To consolidate a bit, my goals for rustyms was to represent anything that can be written in ProForma, as this is an exhaustive specification for my use cases. So I have never thought about the reasoning for adding user defined amino acids.

Generic traits
If for extensibility besides the standard representation used in mzcore other memory layouts are to be supported with traits I would prefer a trait selection that tries to minimise the number of tasks a single trait has to do. So that would give you something like

• HasMass mass + average weight
• HasPKa
• LinearSequence any linear sequence of elements which have a defined mass, can contain all fragmentation code for peptides, rna, dna, whatever you can dream of that fragments (essentially impl Iterator<Item=impl HasMass>)
• ComplexSequence a more complex sequence like branched / cyclic peptides + could contain glycan branches for glycan fragmentation (essentially a graph type where the element implements HasMass)

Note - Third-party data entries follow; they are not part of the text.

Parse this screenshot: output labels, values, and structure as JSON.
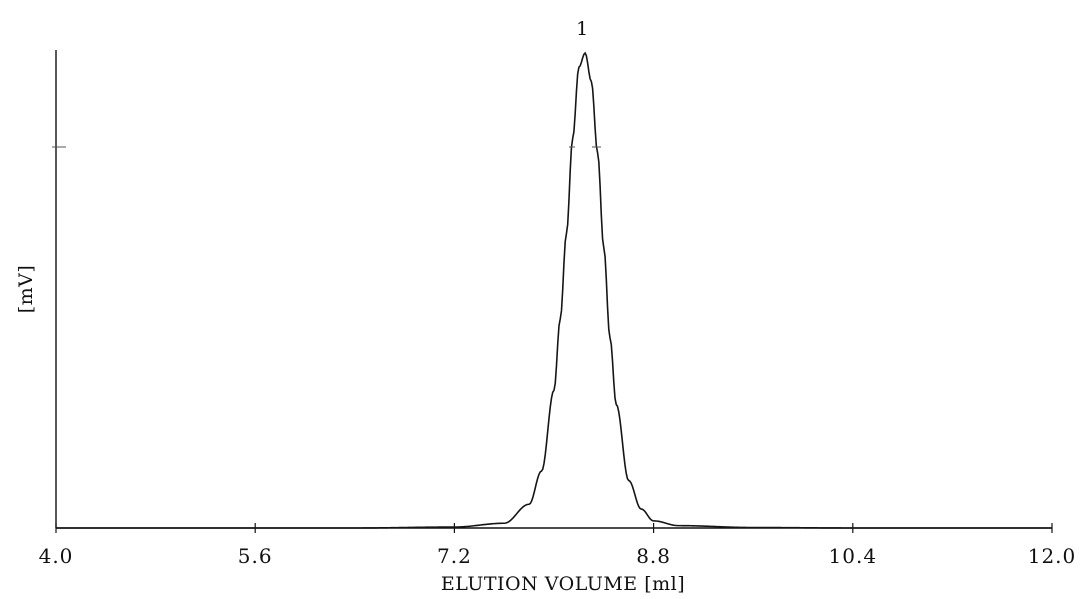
{
  "chart_data": {
    "type": "line",
    "xlabel": "ELUTION VOLUME [ml]",
    "ylabel": "[mV]",
    "xlim": [
      4.0,
      12.0
    ],
    "x_ticks": [
      "4.0",
      "5.6",
      "7.2",
      "8.8",
      "10.4",
      "12.0"
    ],
    "grid": false,
    "legend": "none",
    "series": [
      {
        "x": [
          4.0,
          4.8,
          5.6,
          6.4,
          7.2,
          7.6,
          7.8,
          7.9,
          8.0,
          8.05,
          8.1,
          8.15,
          8.2,
          8.25,
          8.3,
          8.35,
          8.4,
          8.45,
          8.5,
          8.6,
          8.7,
          8.8,
          9.0,
          9.6,
          10.4,
          11.2,
          12.0
        ],
        "y": [
          0.0,
          0.0,
          0.0,
          0.0,
          0.002,
          0.01,
          0.05,
          0.12,
          0.29,
          0.44,
          0.62,
          0.82,
          0.97,
          1.0,
          0.94,
          0.79,
          0.59,
          0.4,
          0.26,
          0.1,
          0.04,
          0.015,
          0.005,
          0.001,
          0.0,
          0.0,
          0.0
        ]
      }
    ],
    "annotations": [
      {
        "text": "1",
        "x": 8.25
      }
    ]
  },
  "style": {
    "line_color": "#151515",
    "axis_color": "#111111"
  }
}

If extensibility is a primary design goal such a set of composable traits is preferred over a design that has a smaller number of traits but where each trait needs to support so many separate methods that implementing this on your own get pretty much impossible.

Differences
The code for any design that uses traits however will be quite a bit harder to develop because there are many more 'moving parts'. To any casual user both designs (with defined memory layout, and with extensive use of traits) will be identical, they would only use the defined functions on the predefined standard types. The downside of using fixed memory layouts is mainly memory usage, if a Peptide struct always takes 64 bytes for example for features you in your case do not need, but you have a layout which does it in 2 bytes (&[u8]) you could potentially have a higher memory usage then absolutely needed, but I have not seen this as a problem. For performance there should not be a difference between a fully featured struct and a trimmed down one except for the difference in time it takes to copy this number of bytes and as long as we are not talking about simd where specific memory layouts can be very beneficial.

Wrap up
To me the question boils down to: is the proposed extensibility needed? My answer would be no, as long as the provided implementation works for any peptide that is valid in ProForma. But I would say if extensibility is deemed to be necessary, then go all in and make it as generic as possible (and reflect this in the used names).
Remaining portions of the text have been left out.